Deje de adivinar respecto al calor generado por las baterías
Durante mucho tiempo, los sistemas de enfriamiento de baterías dependían de zonas con temperatura fija. Se configuraba la temperatura una vez y se dejaba todo como estaba, esperando lo mejor. Pero las cosas están cambiando. Ahora nos orientamos hacia sistemas adaptativos de infrarrojo cercano que reaccionan en tiempo real a lo que sucede en la línea de producción. Cuando se secan electrolitos o se endurecen adhesivos, un pequeño cambio en la temperatura puede destruir una celda de la batería. Es un verdadero problema. Los sistemas de enfriamiento adaptativos evitan que esto ocurra.
¿Cómo funciona realmente?
Para hacer que una lámpara sea “inteligente”, es necesario que haya una comunicación eficiente entre el emisor de infrarrojo cercano y el PLC. Siempre prefiero las lámparas de infrarrojo cercano de onda corta. ¿Por qué? Porque penetran más profundamente en los materiales de las baterías y lo hacen más rápido que las lámparas de onda media. Luego, se utilizan controladores SCR o PWM para ajustar la potencia en tiempo real. Esto representa un gran alivio para los operarios. Si se cambia el tamaño de la celda o el material utilizado, no es necesario detener la línea de producción ni reemplazar el equipo. Basta con hacer algunos clics en el software y ya se puede seguir trabajando.
El problema: hardware y calor
El problema es que estas lámparas generan una cantidad increíble de energía en un espacio muy pequeño. Si se aumenta la intensidad de la luz para lograr un calentamiento rápido, hay que tener cuidado con el calor excesivo.
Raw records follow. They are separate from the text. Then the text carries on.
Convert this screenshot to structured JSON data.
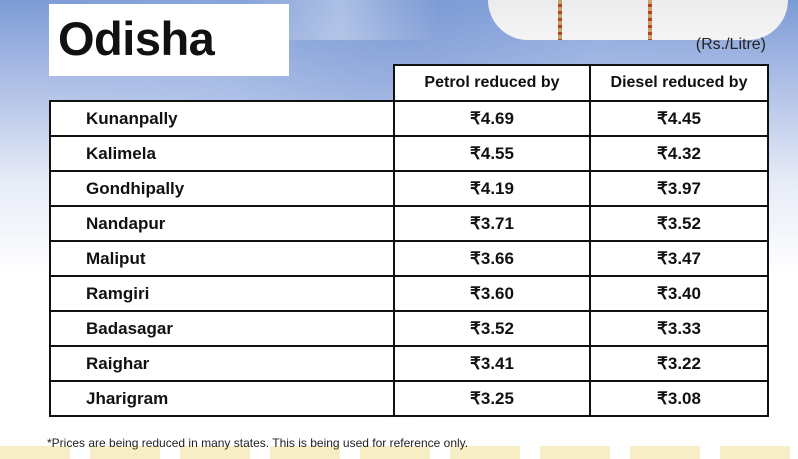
{
  "title": "Odisha",
  "unit_note": "(Rs./Litre)",
  "columns": {
    "petrol": "Petrol reduced by",
    "diesel": "Diesel reduced by"
  },
  "rows": [
    {
      "city": "Kunanpally",
      "petrol": "₹4.69",
      "diesel": "₹4.45"
    },
    {
      "city": "Kalimela",
      "petrol": "₹4.55",
      "diesel": "₹4.32"
    },
    {
      "city": "Gondhipally",
      "petrol": "₹4.19",
      "diesel": "₹3.97"
    },
    {
      "city": "Nandapur",
      "petrol": "₹3.71",
      "diesel": "₹3.52"
    },
    {
      "city": "Maliput",
      "petrol": "₹3.66",
      "diesel": "₹3.47"
    },
    {
      "city": "Ramgiri",
      "petrol": "₹3.60",
      "diesel": "₹3.40"
    },
    {
      "city": "Badasagar",
      "petrol": "₹3.52",
      "diesel": "₹3.33"
    },
    {
      "city": "Raighar",
      "petrol": "₹3.41",
      "diesel": "₹3.22"
    },
    {
      "city": "Jharigram",
      "petrol": "₹3.25",
      "diesel": "₹3.08"
    }
  ],
  "footnote": "*Prices are being reduced in many states. This is being used for reference only.",
  "colors": {
    "background_top": "#7c9bd6",
    "text": "#111111",
    "border": "#111111"
  }
}
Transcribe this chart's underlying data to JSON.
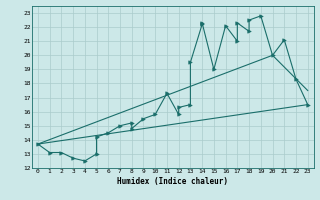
{
  "title": "",
  "xlabel": "Humidex (Indice chaleur)",
  "background_color": "#cce8e8",
  "grid_color": "#aacccc",
  "line_color": "#1a6e6a",
  "xlim": [
    -0.5,
    23.5
  ],
  "ylim": [
    12,
    23.5
  ],
  "yticks": [
    12,
    13,
    14,
    15,
    16,
    17,
    18,
    19,
    20,
    21,
    22,
    23
  ],
  "xticks": [
    0,
    1,
    2,
    3,
    4,
    5,
    6,
    7,
    8,
    9,
    10,
    11,
    12,
    13,
    14,
    15,
    16,
    17,
    18,
    19,
    20,
    21,
    22,
    23
  ],
  "zigzag_x": [
    0,
    1,
    2,
    3,
    4,
    5,
    5,
    6,
    7,
    8,
    8,
    9,
    10,
    11,
    12,
    12,
    13,
    13,
    14,
    14,
    15,
    16,
    17,
    17,
    18,
    18,
    19,
    20,
    21,
    22,
    23
  ],
  "zigzag_y": [
    13.7,
    13.1,
    13.1,
    12.7,
    12.5,
    13.0,
    14.2,
    14.5,
    15.0,
    15.2,
    14.8,
    15.5,
    15.8,
    17.3,
    15.8,
    16.3,
    16.5,
    19.5,
    22.2,
    22.3,
    19.0,
    22.1,
    21.0,
    22.3,
    21.7,
    22.5,
    22.8,
    20.0,
    21.1,
    18.3,
    16.5
  ],
  "line1_x": [
    0,
    23
  ],
  "line1_y": [
    13.7,
    16.5
  ],
  "line2_x": [
    0,
    20,
    23
  ],
  "line2_y": [
    13.7,
    20.0,
    17.5
  ],
  "xlabel_fontsize": 5.5,
  "tick_fontsize": 4.5
}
Si los sistemas de refrigeración no son suficientes, el calor reflejado puede dañar el equipo. He visto cómo el flujo de aire insuficiente puede dañar los extremos de las lámparas o deformar los soportes de montaje. Es un error costoso, pero fácil de evitar si se seleccionan adecuadamente los sistemas de refrigeración.
¿Por qué es importante?
Lo mejor de todo es que ya no hay riesgo de sobrecalentamiento. Los hornos tradicionales son herramientas poco precisas. El infrarrojo cercano adaptativo, en cambio, permite un control preciso de la temperatura, lo que significa menos desperdicio durante la fase de curado. Mientras los cables puedan manejar la frecuencia de conmutación de los controladores, es bastante sencillo reemplazar los calentadores tradicionales. Se puede producir el producto más rápido, y así se evita desperdiciar dinero.